Charlie lived in the country with his father, his stepmother, a stepbrother, a stepsister, and a half-sister. His dad worked at a paper mill outside Dallas. His mother had moved to Del Rio after his parents divorced, and he saw her only once or twice a year. An avid hunter, he spent much of his time fishing and tracking wild hogs through the brush, and like most of his friends, he was proficient with a firearm. He planned to go on active duty after graduation. He had never been arrested, and at school, he had no serious disciplinary problems—but he was hotheaded, and other students knew it was easy to get a rise out of him. “Some guys would really tease him and pick at him until he would get angry,” remembered a classmate. Charlie might strike his desk or storm out of the classroom when he was provoked, but he usually walked away from a fight.

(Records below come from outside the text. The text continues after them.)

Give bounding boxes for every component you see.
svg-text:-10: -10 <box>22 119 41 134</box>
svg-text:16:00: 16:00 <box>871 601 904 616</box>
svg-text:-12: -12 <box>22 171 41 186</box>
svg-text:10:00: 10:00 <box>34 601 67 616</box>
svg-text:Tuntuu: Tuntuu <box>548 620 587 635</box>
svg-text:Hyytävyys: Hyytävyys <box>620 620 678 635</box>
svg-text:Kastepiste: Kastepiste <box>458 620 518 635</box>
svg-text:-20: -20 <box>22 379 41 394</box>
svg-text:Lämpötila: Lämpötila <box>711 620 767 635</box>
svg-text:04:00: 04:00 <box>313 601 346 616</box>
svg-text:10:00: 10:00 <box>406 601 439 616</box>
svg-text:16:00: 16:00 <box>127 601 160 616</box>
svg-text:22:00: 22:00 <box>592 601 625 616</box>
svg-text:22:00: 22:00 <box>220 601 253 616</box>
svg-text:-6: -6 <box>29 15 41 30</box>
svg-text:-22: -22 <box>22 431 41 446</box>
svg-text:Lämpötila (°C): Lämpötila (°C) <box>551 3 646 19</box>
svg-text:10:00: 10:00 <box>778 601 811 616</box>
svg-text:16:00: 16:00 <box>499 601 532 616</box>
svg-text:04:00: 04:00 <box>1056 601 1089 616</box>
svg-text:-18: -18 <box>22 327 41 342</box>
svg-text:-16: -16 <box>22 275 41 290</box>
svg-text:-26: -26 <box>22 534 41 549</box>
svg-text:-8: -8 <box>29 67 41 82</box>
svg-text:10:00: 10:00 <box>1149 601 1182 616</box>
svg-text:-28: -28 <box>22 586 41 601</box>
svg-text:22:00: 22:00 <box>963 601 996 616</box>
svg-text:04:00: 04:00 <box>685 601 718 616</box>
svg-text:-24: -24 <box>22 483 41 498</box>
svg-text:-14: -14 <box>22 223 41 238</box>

Throughout the fall, Charlie visited the Sonic to see Erin. For Halloween, she dressed up as a fifties carhop, coasting around the Sonic in a homemade pink-and-white poodle skirt with a pink scarf knotted at her neck. Shortly after that he worked up the nerve to ask her out. She was instantly taken with him, and Charlie too seemed to be infatuated. “He was totally in love with her and considered her his soul mate,” Dion Kipp Jr., a friend of Charlie’s, later told investigators. “Charlie talked about Erin twenty-four-seven.” Though the Caffeys would not allow Charlie to take Erin out alone, the two teenagers still managed to spend much of their time together. Charlie dropped by the Sonic every afternoon during Erin’s half-hour break, and at night, he was a frequent guest at the Caffeys’ house. If Erin and her brothers built a bonfire in the backyard after supper, as they often did, he lingered by her side. At nine o’clock, the Caffeys made sure that Charlie was headed for the door—but after he said goodbye, Erin usually called him and talked to him until her ten o’clock phone curfew. (On the weekends, they had until eleven.) Charlie also began attending church at Miracle Faith. “What I knew of Charlie, he seemed like a nice boy,” said Pastor McGahee. “I don’t think anyone worried about him and Erin at first. We thought it was just puppy love.”